A common concern from residents and community groups in the neighborhoods I represent is the need to maintain or increase the police presence on our streets. With spending and hiring by the City of Pittsburgh tightly controlled by Act 47, I have introduced legislation that may allow municipalities facing budget constraints to provide more officers.

The Return to Service Act (House Bill 18), would allow retired police officers to return to part-time duty without losing their pension benefits. This bill would allow experienced officers to perform important police functions at greatly reduced cost, while freeing up active officers to keep our streets safe.

Current law prohibits retired officers from returning to police work while still collecting pension benefits. Under my bill, retired officers would be permitted to work up to 800 hours per year without losing benefits.
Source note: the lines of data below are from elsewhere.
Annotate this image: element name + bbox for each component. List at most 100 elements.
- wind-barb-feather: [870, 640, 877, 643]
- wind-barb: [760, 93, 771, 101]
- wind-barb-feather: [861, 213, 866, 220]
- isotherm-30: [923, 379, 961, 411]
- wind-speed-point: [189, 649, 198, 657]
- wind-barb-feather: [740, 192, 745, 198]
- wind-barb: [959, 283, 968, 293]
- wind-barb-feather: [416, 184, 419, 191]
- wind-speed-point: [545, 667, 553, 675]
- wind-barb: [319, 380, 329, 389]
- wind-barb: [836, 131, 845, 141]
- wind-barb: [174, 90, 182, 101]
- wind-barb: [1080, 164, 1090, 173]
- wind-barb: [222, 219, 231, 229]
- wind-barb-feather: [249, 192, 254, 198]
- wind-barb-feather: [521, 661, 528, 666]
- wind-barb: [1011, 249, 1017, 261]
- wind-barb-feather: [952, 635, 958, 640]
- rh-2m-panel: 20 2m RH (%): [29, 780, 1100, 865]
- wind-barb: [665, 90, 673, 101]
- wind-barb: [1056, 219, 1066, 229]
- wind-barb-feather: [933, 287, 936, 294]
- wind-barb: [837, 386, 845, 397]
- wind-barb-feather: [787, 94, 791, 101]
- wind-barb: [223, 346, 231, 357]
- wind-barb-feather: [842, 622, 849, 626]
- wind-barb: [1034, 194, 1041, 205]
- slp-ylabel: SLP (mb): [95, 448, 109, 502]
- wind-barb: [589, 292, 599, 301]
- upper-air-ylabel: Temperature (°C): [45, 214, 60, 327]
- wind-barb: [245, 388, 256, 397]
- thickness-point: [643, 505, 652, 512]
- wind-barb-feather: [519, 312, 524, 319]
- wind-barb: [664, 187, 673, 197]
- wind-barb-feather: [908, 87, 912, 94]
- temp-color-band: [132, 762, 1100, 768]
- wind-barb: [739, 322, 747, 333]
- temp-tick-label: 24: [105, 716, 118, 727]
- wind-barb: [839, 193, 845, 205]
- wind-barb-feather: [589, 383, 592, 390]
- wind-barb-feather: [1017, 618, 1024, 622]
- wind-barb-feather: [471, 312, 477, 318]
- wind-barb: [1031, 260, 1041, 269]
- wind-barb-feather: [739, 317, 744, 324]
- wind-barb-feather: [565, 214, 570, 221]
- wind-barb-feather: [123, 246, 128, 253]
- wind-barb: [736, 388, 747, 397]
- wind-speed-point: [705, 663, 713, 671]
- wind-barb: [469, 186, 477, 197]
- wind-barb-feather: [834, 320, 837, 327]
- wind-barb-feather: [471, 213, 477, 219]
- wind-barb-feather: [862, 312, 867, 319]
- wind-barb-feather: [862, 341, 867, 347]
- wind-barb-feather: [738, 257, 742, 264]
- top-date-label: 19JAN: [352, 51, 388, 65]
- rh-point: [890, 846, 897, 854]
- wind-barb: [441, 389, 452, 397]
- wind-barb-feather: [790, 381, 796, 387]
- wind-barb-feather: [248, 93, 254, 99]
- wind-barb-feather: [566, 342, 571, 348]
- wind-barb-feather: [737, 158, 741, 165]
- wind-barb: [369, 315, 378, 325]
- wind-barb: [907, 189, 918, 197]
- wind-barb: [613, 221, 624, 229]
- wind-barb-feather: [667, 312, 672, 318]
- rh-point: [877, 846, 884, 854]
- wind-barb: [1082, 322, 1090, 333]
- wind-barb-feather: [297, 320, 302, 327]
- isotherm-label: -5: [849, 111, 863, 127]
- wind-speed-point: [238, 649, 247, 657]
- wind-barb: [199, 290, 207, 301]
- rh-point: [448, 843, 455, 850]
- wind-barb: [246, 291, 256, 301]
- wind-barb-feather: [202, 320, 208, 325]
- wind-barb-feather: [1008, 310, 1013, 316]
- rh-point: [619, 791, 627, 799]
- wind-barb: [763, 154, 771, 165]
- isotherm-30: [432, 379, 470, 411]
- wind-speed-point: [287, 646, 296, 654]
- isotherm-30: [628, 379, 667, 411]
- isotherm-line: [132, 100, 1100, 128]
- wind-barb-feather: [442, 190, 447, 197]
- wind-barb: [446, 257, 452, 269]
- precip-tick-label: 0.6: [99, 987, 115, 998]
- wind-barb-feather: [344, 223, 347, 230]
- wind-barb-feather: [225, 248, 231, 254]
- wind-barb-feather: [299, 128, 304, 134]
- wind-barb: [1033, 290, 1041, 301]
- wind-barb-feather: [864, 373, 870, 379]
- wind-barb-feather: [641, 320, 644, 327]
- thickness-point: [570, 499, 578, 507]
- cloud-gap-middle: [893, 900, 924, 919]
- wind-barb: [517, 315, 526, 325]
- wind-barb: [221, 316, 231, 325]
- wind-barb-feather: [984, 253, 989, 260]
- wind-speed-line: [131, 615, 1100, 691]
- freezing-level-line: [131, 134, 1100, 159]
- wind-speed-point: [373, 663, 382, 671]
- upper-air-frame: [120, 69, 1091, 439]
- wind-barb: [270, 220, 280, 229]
The rigors of full-time police work are taxing physically and mentally. But officers who retire in their 50s can still make great contributions with their knowledge and abilities. Returning officers could perform traffic control, community relations and confidential clerical work that cannot be done by civilians, among many other potential duties.

Similar programs in cities around the country have resulted in the return of hundreds of officers. I offer my thanks to Pittsburgh Police Commander Catherine McNeilly, who suggested this legislation.

Spending limits and budgetary challenges don’t change the need for greater police protection in our neighborhoods, and I believe that this legislation can be a major solution to the problem.